ASU alum combines electronics, music and Mason jars
Herberger Institute grad Cristóbal Martínez (BA, Studio Art, 2002; BFA, Painting, 2002; MA, Media Arts & Sciences, 2011) plans to use a $5,000 artist research and development grant from the Arizona Commission on the Arts to expand and reinvent the artists’ collective he directs at the Pueblo Grande Museum.
Two other Herberger Institute for Design and the Arts alums also received artist research and development grants for 2016 from the commission: Carla Keaton (BFA, Painting, 2009) and M. Jenea Sanchez (BFA, Intermedia Art, 2007; MFA, Intermedia Art 2011).
A digital media artist who lives in Mesa, Martínez leads Radio Healer. He describes it as an indigenous electro-acoustic performance of experimental music composed for, and played on, traditional and electronic indigenous instruments.
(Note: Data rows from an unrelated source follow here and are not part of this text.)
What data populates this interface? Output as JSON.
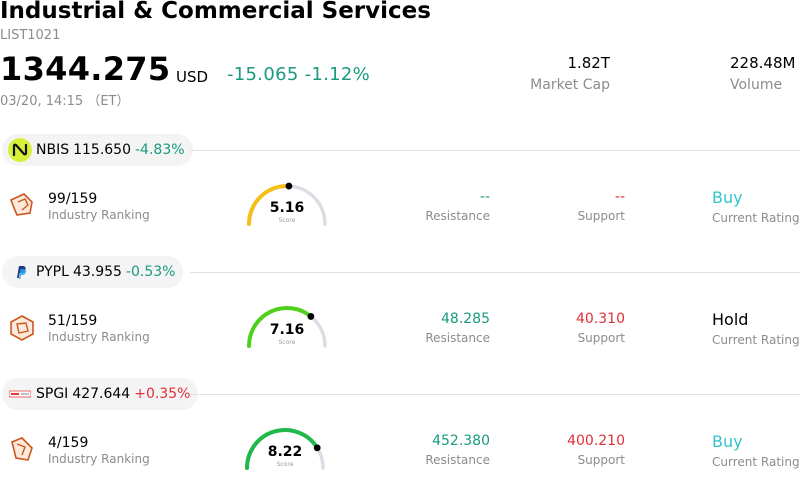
{
  "header": {
    "title": "Industrial & Commercial Services",
    "code": "LIST1021",
    "price": "1344.275",
    "currency": "USD",
    "change": "-15.065",
    "change_pct": "-1.12%",
    "time": "03/20, 14:15 （ET）",
    "market_cap_value": "1.82T",
    "market_cap_label": "Market Cap",
    "volume_value": "228.48M",
    "volume_label": "Volume"
  },
  "colors": {
    "positive_teal": "#1a9a7f",
    "negative_red": "#e0303a",
    "buy": "#35c2c9",
    "gauge_track": "#dcdce4"
  },
  "stocks": [
    {
      "symbol": "NBIS",
      "price": "115.650",
      "change_pct": "-4.83%",
      "rank": "99/159",
      "rank_label": "Industry Ranking",
      "score": "5.16",
      "score_label": "Score",
      "score_fraction": 0.516,
      "gauge_color": "#f5bf18",
      "resistance": "--",
      "resistance_label": "Resistance",
      "support": "--",
      "support_label": "Support",
      "rating": "Buy",
      "rating_label": "Current Rating"
    },
    {
      "symbol": "PYPL",
      "price": "43.955",
      "change_pct": "-0.53%",
      "rank": "51/159",
      "rank_label": "Industry Ranking",
      "score": "7.16",
      "score_label": "Score",
      "score_fraction": 0.716,
      "gauge_color": "#4fd11c",
      "resistance": "48.285",
      "resistance_label": "Resistance",
      "support": "40.310",
      "support_label": "Support",
      "rating": "Hold",
      "rating_label": "Current Rating"
    },
    {
      "symbol": "SPGI",
      "price": "427.644",
      "change_pct": "+0.35%",
      "rank": "4/159",
      "rank_label": "Industry Ranking",
      "score": "8.22",
      "score_label": "Score",
      "score_fraction": 0.822,
      "gauge_color": "#1fb84a",
      "resistance": "452.380",
      "resistance_label": "Resistance",
      "support": "400.210",
      "support_label": "Support",
      "rating": "Buy",
      "rating_label": "Current Rating"
    }
  ]
}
Radio Healer’s members are all Chicano or Native American artists.
Martínez is also a member of the Indigenous interdisciplinary arts collective Postcommodity, which has collaborated with the ASU Art Museum several times, most recently in the fall of 2015, when Postcommodity erected a two-mile “repellent fence” of tethered balloons that bisected Arizona’s border with Mexico.